No direct correlation has been found between GAPO syndrome and intellectual disability, though cases of individuals having both have been reported.

Due to the severity of the phenotype, GAPO syndrome can be diagnosed very early on. Most cases can be diagnosed by 6 months of age, and most symptoms will be apparent by age 2.

==Genetics==

GAPO syndrome has an autosomal recessive pattern of inheritance.

GAPO syndrome is caused by a deletion in both copies of the ANTXR1 gene, which encodes Anthrax Toxin Receptor 1. This gene is critical for the creation of actin, and its disruption inhibits proper function of the actin network. As a result, individuals with GAPO syndrome have a buildup of extracellular matrix, and degraded cell adhesions. The alteration can occur in the form of nonsense mutations or mutations which alter the splice sites, and result in alternative RNA splicing, leading to synthesis of a different or modified protein. In humans, the ANTXR1 gene is located on Chromosome 2 and has 22 exons.

GAPO syndrome is inherited in an autosomal recessive fashion, and requires both parents to pass on the mutant genotype. Since this mutation is so rare, most confirmed cases have a history of ancestral inbreeding.

==Diagnosis==

APO syndrome is a very rare genetic disorder characterized by growth retardation, alopecia, pseudoanodontia and progressive optic atrophy (GAPO). To date, only 30 cases have been described worldwide. Recently, gene alterations in the ANTXR1 gene have been reported to be causative of this disorder, and an autosomal recessive pattern has been observed. This gene encodes a matrix-interacting protein that works as an adhesion molecule. In this report, we describe 2 homozygous siblings diagnosed with GAPO syndrome carrying a new missense mutation.
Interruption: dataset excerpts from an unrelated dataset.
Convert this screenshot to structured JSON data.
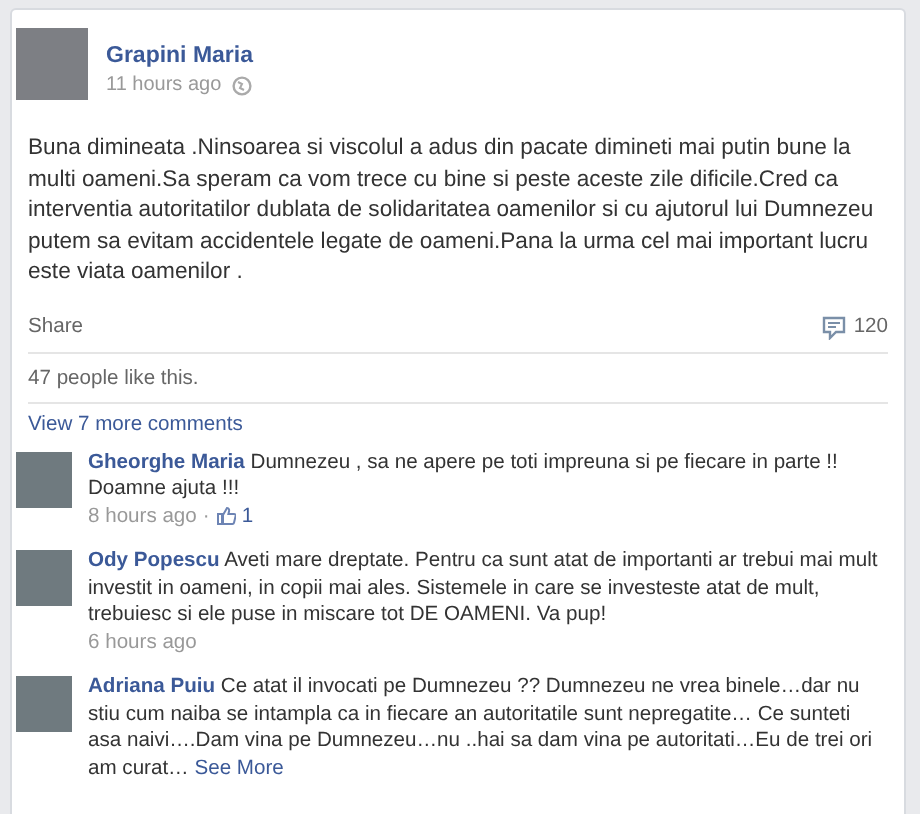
{
  "post": {
    "author": "Grapini Maria",
    "time": "11 hours ago",
    "text": "Buna dimineata .Ninsoarea si viscolul a adus din pacate dimineti mai putin bune la multi oameni.Sa speram ca vom trece cu bine si peste aceste zile dificile.Cred ca interventia autoritatilor dublata de solidaritatea oamenilor si cu ajutorul lui Dumnezeu putem sa evitam accidentele legate de oameni.Pana la urma cel mai important lucru este viata oamenilor ."
  },
  "actions": {
    "share": "Share",
    "comment_count": "120"
  },
  "likes": "47 people like this.",
  "view_more": "View 7 more comments",
  "comments": [
    {
      "author": "Gheorghe Maria",
      "text": "Dumnezeu , sa ne apere pe toti impreuna si pe fiecare in parte !! Doamne ajuta !!!",
      "time": "8 hours ago",
      "separator": "·",
      "likes": "1"
    },
    {
      "author": "Ody Popescu",
      "text": "Aveti mare dreptate. Pentru ca sunt atat de importanti ar trebui mai mult investit in oameni, in copii mai ales. Sistemele in care se investeste atat de mult, trebuiesc si ele puse in miscare tot DE OAMENI. Va pup!",
      "time": "6 hours ago"
    },
    {
      "author": "Adriana Puiu",
      "text": "Ce atat il invocati pe Dumnezeu ?? Dumnezeu ne vrea binele…dar nu stiu cum naiba se intampla ca in fiecare an autoritatile sunt nepregatite… Ce sunteti asa naivi….Dam vina pe Dumnezeu…nu ..hai sa dam vina pe autoritati…Eu de trei ori am curat…",
      "see_more": "See More"
    }
  ]
}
This mutation produces the substitution of a glutamine in position 137 for a leucine (c.410A>T, p.Q137L).

==Management==
There is currently no cure for GAPO syndrome, but some options are available to reduce the symptoms. Nearsightedness, which affects some people with the disease, can be treated by corrective lenses. Unfortunately, optic atrophy as a result of degradation of the optic nerve (common with GAPO syndrome) cannot be corrected. Corticosteroids have been proposed as a treatment for optic nerve atrophy, but their effectiveness is disputed, and no steroid based treatments are currently available.

==History==
The first incidence of GAPO syndrome was reported by Anderson and Pindborg in 1947. Another case wasn't recorded until 1978 by Fuks et al.